DS : Prenons le cas de la peinture à l’aérographe. Je m’en étais servi à des fins d’illustrations lorsque j’étais étudiant. Le compresseur et l’aéro restèrent ensuite rangés durant plus de vingt ans… Cela me paraissait un moyen tout à fait inadapté durant ces années pour le travail que je menais. Mais pendant ces années j’ai accumulé des images dans la tête, et j’ai finis par me rendre compte que je ne savais pas faire résonner de façon juste certaines d’entre elles, simplement parce que je n’avais pas le bon outil. J’ai redécouvert l’aérographe en 2004, j’avais besoin de marquer le trouble induit par le flou. C’est aussi simple que cela. Il ne s’agit pas d’expérimenter des matériaux et des processus techniques pour eux-mêmes. Je ne fais pas d’expériences avec le pinceau n°4 ou 12 ou le mélange d’acrylique et d’huile pour voir ce que cela donne. Je n’engage pas des logiques expérimentales, je suis à l’affût de mes nécessités et j’essaie d’y répondre de la façon la plus directe. Il en est de même dans les sujets abordés ; il s’agit de répondre à une situation nouvelle ou à une figure académique avec la même évidence. Faire un nu, par exemple est une figure académique, pourtant cela m’intéresse autant que de voir comment trouver une réponse en partant d’une iconographie balisée dans l’histoire. Il y a eu des natures mortes, des propositions plus hermétiques, des scènes de genre, ces chevaliers qui offrent des moteurs qui ne sont rien d’autre que des tableaux d’offrande, tels qu’on a pu en voir à travers l’histoire de l’art.

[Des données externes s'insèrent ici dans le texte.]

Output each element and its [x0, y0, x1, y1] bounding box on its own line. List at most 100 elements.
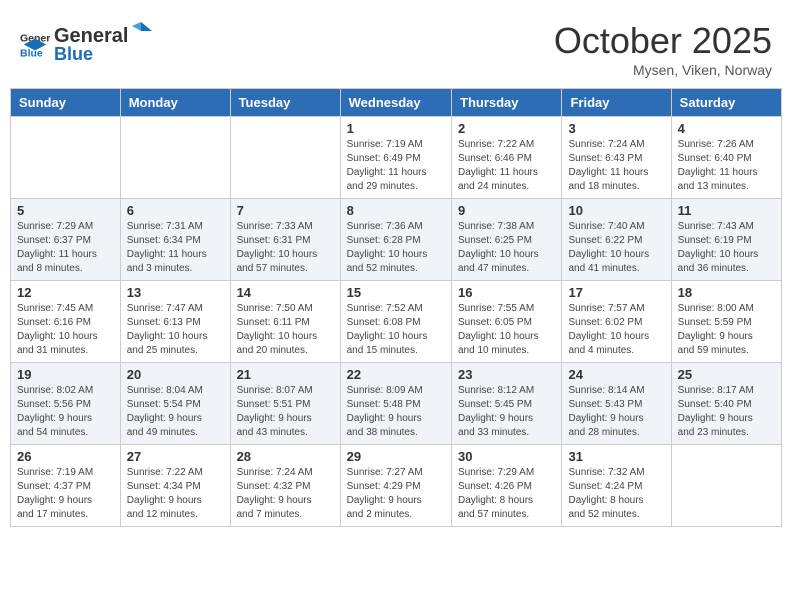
day-header-friday: Friday: [562, 89, 671, 117]
calendar-week-row: 19Sunrise: 8:02 AM Sunset: 5:56 PM Dayli…: [11, 363, 782, 445]
calendar-day-cell: 26Sunrise: 7:19 AM Sunset: 4:37 PM Dayli…: [11, 445, 121, 527]
logo: General Blue General Blue: [20, 20, 154, 65]
calendar-day-cell: 10 Sunrise: 7:40 AM Sunset: 6:22 PM Dayli…: [562, 199, 671, 281]
day-number: 28: [237, 449, 334, 464]
day-number: 2: [458, 121, 555, 136]
day-info: Sunrise: 7:52 AM Sunset: 6:08 PM Dayligh…: [347, 302, 445, 358]
calendar-day-cell: 2 Sunrise: 7:22 AM Sunset: 6:46 PM Daylig…: [452, 117, 562, 199]
day-header-thursday: Thursday: [452, 89, 562, 117]
calendar-table: SundayMondayTuesdayWednesdayThursdayFrid…: [10, 88, 782, 527]
day-info: Sunrise: 7:55 AM Sunset: 6:05 PM Dayligh…: [458, 302, 555, 358]
day-number: 31: [568, 449, 664, 464]
day-number: 20: [127, 367, 224, 382]
calendar-week-row: 5 Sunrise: 7:29 AM Sunset: 6:37 PM Daylig…: [11, 199, 782, 281]
calendar-day-cell: 6 Sunrise: 7:31 AM Sunset: 6:34 PM Daylig…: [120, 199, 230, 281]
day-number: 26: [17, 449, 114, 464]
day-header-saturday: Saturday: [671, 89, 781, 117]
day-info: Sunrise: 8:00 AM Sunset: 5:59 PM Dayligh…: [678, 302, 775, 358]
day-info: Sunrise: 7:24 AM Sunset: 6:43 PM Dayligh…: [568, 138, 664, 194]
day-info: Sunrise: 7:36 AM Sunset: 6:28 PM Dayligh…: [347, 220, 445, 276]
calendar-day-cell: 13Sunrise: 7:47 AM Sunset: 6:13 PM Dayli…: [120, 281, 230, 363]
day-info: Sunrise: 7:27 AM Sunset: 4:29 PM Dayligh…: [347, 466, 445, 522]
day-info: Sunrise: 7:31 AM Sunset: 6:34 PM Dayligh…: [127, 220, 224, 276]
logo-icon: General Blue: [20, 28, 50, 58]
day-number: 25: [678, 367, 775, 382]
calendar-day-cell: 31 Sunrise: 7:32 AM Sunset: 4:24 PM Dayli…: [562, 445, 671, 527]
day-header-tuesday: Tuesday: [230, 89, 340, 117]
day-info: Sunrise: 7:22 AM Sunset: 6:46 PM Dayligh…: [458, 138, 555, 194]
day-number: 29: [347, 449, 445, 464]
calendar-day-cell: 18 Sunrise: 8:00 AM Sunset: 5:59 PM Dayli…: [671, 281, 781, 363]
page-header: General Blue General Blue October 2025 M…: [10, 10, 782, 83]
calendar-day-cell: 9Sunrise: 7:38 AM Sunset: 6:25 PM Daylig…: [452, 199, 562, 281]
calendar-day-cell: 20 Sunrise: 8:04 AM Sunset: 5:54 PM Dayli…: [120, 363, 230, 445]
day-info: Sunrise: 7:47 AM Sunset: 6:13 PM Dayligh…: [127, 302, 224, 358]
day-info: Sunrise: 7:26 AM Sunset: 6:40 PM Dayligh…: [678, 138, 775, 194]
day-header-monday: Monday: [120, 89, 230, 117]
calendar-day-cell: 17 Sunrise: 7:57 AM Sunset: 6:02 PM Dayli…: [562, 281, 671, 363]
calendar-day-cell: 19Sunrise: 8:02 AM Sunset: 5:56 PM Dayli…: [11, 363, 121, 445]
day-number: 21: [237, 367, 334, 382]
day-number: 6: [127, 203, 224, 218]
day-number: 30: [458, 449, 555, 464]
calendar-day-cell: 14 Sunrise: 7:50 AM Sunset: 6:11 PM Dayli…: [230, 281, 340, 363]
day-info: Sunrise: 8:07 AM Sunset: 5:51 PM Dayligh…: [237, 384, 334, 440]
calendar-day-cell: 24Sunrise: 8:14 AM Sunset: 5:43 PM Dayli…: [562, 363, 671, 445]
calendar-day-cell: [671, 445, 781, 527]
calendar-day-cell: 21 Sunrise: 8:07 AM Sunset: 5:51 PM Dayli…: [230, 363, 340, 445]
day-info: Sunrise: 8:09 AM Sunset: 5:48 PM Dayligh…: [347, 384, 445, 440]
day-info: Sunrise: 8:17 AM Sunset: 5:40 PM Dayligh…: [678, 384, 775, 440]
day-number: 15: [347, 285, 445, 300]
calendar-day-cell: [120, 117, 230, 199]
day-info: Sunrise: 7:40 AM Sunset: 6:22 PM Dayligh…: [568, 220, 664, 276]
day-number: 16: [458, 285, 555, 300]
day-number: 19: [17, 367, 114, 382]
day-number: 9: [458, 203, 555, 218]
calendar-day-cell: 11Sunrise: 7:43 AM Sunset: 6:19 PM Dayli…: [671, 199, 781, 281]
calendar-day-cell: 15 Sunrise: 7:52 AM Sunset: 6:08 PM Dayli…: [340, 281, 451, 363]
day-info: Sunrise: 7:24 AM Sunset: 4:32 PM Dayligh…: [237, 466, 334, 522]
day-number: 3: [568, 121, 664, 136]
day-info: Sunrise: 7:32 AM Sunset: 4:24 PM Dayligh…: [568, 466, 664, 522]
day-info: Sunrise: 7:50 AM Sunset: 6:11 PM Dayligh…: [237, 302, 334, 358]
day-info: Sunrise: 7:45 AM Sunset: 6:16 PM Dayligh…: [17, 302, 114, 358]
calendar-day-cell: 12 Sunrise: 7:45 AM Sunset: 6:16 PM Dayli…: [11, 281, 121, 363]
day-info: Sunrise: 7:29 AM Sunset: 4:26 PM Dayligh…: [458, 466, 555, 522]
day-number: 27: [127, 449, 224, 464]
calendar-day-cell: 22Sunrise: 8:09 AM Sunset: 5:48 PM Dayli…: [340, 363, 451, 445]
calendar-day-cell: 3 Sunrise: 7:24 AM Sunset: 6:43 PM Daylig…: [562, 117, 671, 199]
title-block: October 2025 Mysen, Viken, Norway: [554, 20, 772, 78]
calendar-week-row: 12 Sunrise: 7:45 AM Sunset: 6:16 PM Dayli…: [11, 281, 782, 363]
day-number: 5: [17, 203, 114, 218]
day-info: Sunrise: 7:22 AM Sunset: 4:34 PM Dayligh…: [127, 466, 224, 522]
day-number: 10: [568, 203, 664, 218]
day-number: 12: [17, 285, 114, 300]
day-info: Sunrise: 7:29 AM Sunset: 6:37 PM Dayligh…: [17, 220, 114, 276]
location-subtitle: Mysen, Viken, Norway: [554, 62, 772, 78]
calendar-day-cell: 5 Sunrise: 7:29 AM Sunset: 6:37 PM Daylig…: [11, 199, 121, 281]
calendar-header-row: SundayMondayTuesdayWednesdayThursdayFrid…: [11, 89, 782, 117]
day-header-sunday: Sunday: [11, 89, 121, 117]
calendar-day-cell: 30 Sunrise: 7:29 AM Sunset: 4:26 PM Dayli…: [452, 445, 562, 527]
calendar-day-cell: 1Sunrise: 7:19 AM Sunset: 6:49 PM Daylig…: [340, 117, 451, 199]
calendar-day-cell: 23Sunrise: 8:12 AM Sunset: 5:45 PM Dayli…: [452, 363, 562, 445]
calendar-day-cell: 28 Sunrise: 7:24 AM Sunset: 4:32 PM Dayli…: [230, 445, 340, 527]
svg-text:Blue: Blue: [20, 47, 43, 58]
day-info: Sunrise: 8:14 AM Sunset: 5:43 PM Dayligh…: [568, 384, 664, 440]
calendar-day-cell: 29 Sunrise: 7:27 AM Sunset: 4:29 PM Dayli…: [340, 445, 451, 527]
calendar-week-row: 1Sunrise: 7:19 AM Sunset: 6:49 PM Daylig…: [11, 117, 782, 199]
calendar-day-cell: 16 Sunrise: 7:55 AM Sunset: 6:05 PM Dayli…: [452, 281, 562, 363]
day-number: 17: [568, 285, 664, 300]
day-info: Sunrise: 7:43 AM Sunset: 6:19 PM Dayligh…: [678, 220, 775, 276]
day-number: 14: [237, 285, 334, 300]
day-info: Sunrise: 7:33 AM Sunset: 6:31 PM Dayligh…: [237, 220, 334, 276]
day-info: Sunrise: 7:57 AM Sunset: 6:02 PM Dayligh…: [568, 302, 664, 358]
day-number: 18: [678, 285, 775, 300]
calendar-day-cell: [230, 117, 340, 199]
day-number: 7: [237, 203, 334, 218]
day-header-wednesday: Wednesday: [340, 89, 451, 117]
day-number: 4: [678, 121, 775, 136]
day-info: Sunrise: 8:04 AM Sunset: 5:54 PM Dayligh…: [127, 384, 224, 440]
calendar-day-cell: [11, 117, 121, 199]
calendar-day-cell: 4 Sunrise: 7:26 AM Sunset: 6:40 PM Daylig…: [671, 117, 781, 199]
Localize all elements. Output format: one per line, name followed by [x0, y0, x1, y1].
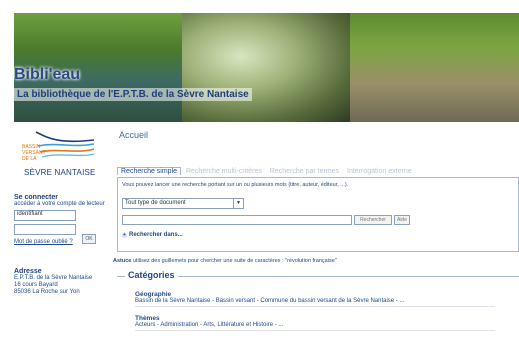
tab-terms-search[interactable]: Recherche par termes: [267, 168, 342, 175]
tab-external-query[interactable]: Interrogation externe: [344, 168, 415, 175]
search-help-text: Vous pouvez lancer une recherche portant…: [122, 182, 349, 188]
logo-name: SÈVRE NANTAISE: [24, 168, 96, 177]
login-id-field[interactable]: identifiant: [14, 210, 76, 221]
document-type-select[interactable]: Tout type de document ▼: [122, 198, 244, 209]
help-button[interactable]: Aide: [394, 215, 410, 225]
category-title[interactable]: Thèmes: [135, 315, 495, 322]
divider: [135, 306, 495, 307]
tab-multi-criteria[interactable]: Recherche multi-critères: [183, 168, 265, 175]
site-title: Bibli'eau: [14, 66, 81, 83]
banner-top-band: [0, 0, 519, 13]
category-links[interactable]: Acteurs - Administration - Arts, Littéra…: [135, 322, 495, 328]
address-line-3: 85036 La Roche sur Yon: [14, 289, 80, 295]
category-links[interactable]: Bassin de la Sèvre Nantaise - Bassin ver…: [135, 298, 495, 304]
banner: Bibli'eau La bibliothèque de l'E.P.T.B. …: [0, 0, 519, 122]
search-in-label: Rechercher dans...: [129, 232, 183, 238]
category-geography: Géographie Bassin de la Sèvre Nantaise -…: [135, 291, 495, 307]
address-line-1: E.P.T.B. de la Sèvre Nantaise: [14, 275, 93, 281]
password-field[interactable]: [14, 224, 76, 235]
address-title: Adresse: [14, 268, 42, 275]
address-line-2: 16 cours Bayard: [14, 282, 58, 288]
breadcrumb[interactable]: Accueil: [119, 130, 148, 140]
tip-label: Astuce: [113, 258, 132, 264]
login-ok-button[interactable]: OK: [82, 234, 96, 244]
search-tabs: Recherche simple Recherche multi-critère…: [117, 167, 415, 177]
logo[interactable]: BASSIN VERSANT DE LA SÈVRE NANTAISE: [14, 130, 106, 178]
site-subtitle: La bibliothèque de l'E.P.T.B. de la Sèvr…: [14, 88, 252, 101]
categories-section: Catégories Géographie Bassin de la Sèvre…: [117, 270, 519, 347]
chevron-down-icon: ▼: [233, 199, 243, 208]
search-tip: Astuce utilisez des guillemets pour cher…: [113, 258, 337, 264]
search-input[interactable]: [122, 215, 352, 225]
plus-icon: +: [122, 232, 127, 238]
logo-small-text: BASSIN VERSANT DE LA: [22, 144, 46, 162]
login-title: Se connecter: [14, 194, 58, 201]
search-in-toggle[interactable]: + Rechercher dans...: [122, 232, 183, 238]
login-description: accéder à votre compte de lecteur: [14, 201, 105, 207]
search-button[interactable]: Rechercher: [354, 215, 392, 225]
category-title[interactable]: Géographie: [135, 291, 495, 298]
search-panel: Vous pouvez lancer une recherche portant…: [117, 177, 519, 252]
banner-photo-rapids: [350, 13, 519, 122]
document-type-value: Tout type de document: [125, 200, 186, 206]
logo-line-3: DE LA: [22, 156, 37, 162]
address-section: Adresse E.P.T.B. de la Sèvre Nantaise 16…: [14, 268, 106, 296]
tab-simple-search[interactable]: Recherche simple: [117, 167, 182, 175]
login-section: Se connecter accéder à votre compte de l…: [14, 194, 106, 245]
tip-text: utilisez des guillemets pour chercher un…: [131, 258, 337, 264]
category-themes: Thèmes Acteurs - Administration - Arts, …: [135, 315, 495, 331]
banner-photo-mist: [182, 13, 350, 122]
divider: [135, 330, 495, 331]
categories-title: Catégories: [125, 270, 178, 280]
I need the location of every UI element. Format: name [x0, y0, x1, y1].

­EdC : Mais, dans l’histoire de l’art du passé, ces figures sont des figures naturelles ou naturalistes. On pourrait dire que ce qui se rapprocherait le plus de ton iconographie de chevaliers portant un moteur, ce sont les figures de saints bâtisseurs ou de donateurs dans la peinture médiévale ou dans celle des débuts de la Renaissance, où l’on voit un personnage tendre une église ou une ville. Cela dit, chez Giotto par exemple, à partir du moment où commence à régner un ordre naturaliste, on en vient à interpréter ces objets, qui sont des incongruités en terme d’échelle par rapport à l’unification spatiale de l’image, en les considérant comme des maquettes. On pourrait se poser la question de savoir si, quand ces images-là sont apparues, elles avaient le même caractère d’incongruité que tes images. Mais je ne crois pas que cela ait été le cas, parce que, pour la plupart de ces artistes, la question était de favoriser la lecture la plus directe possible. 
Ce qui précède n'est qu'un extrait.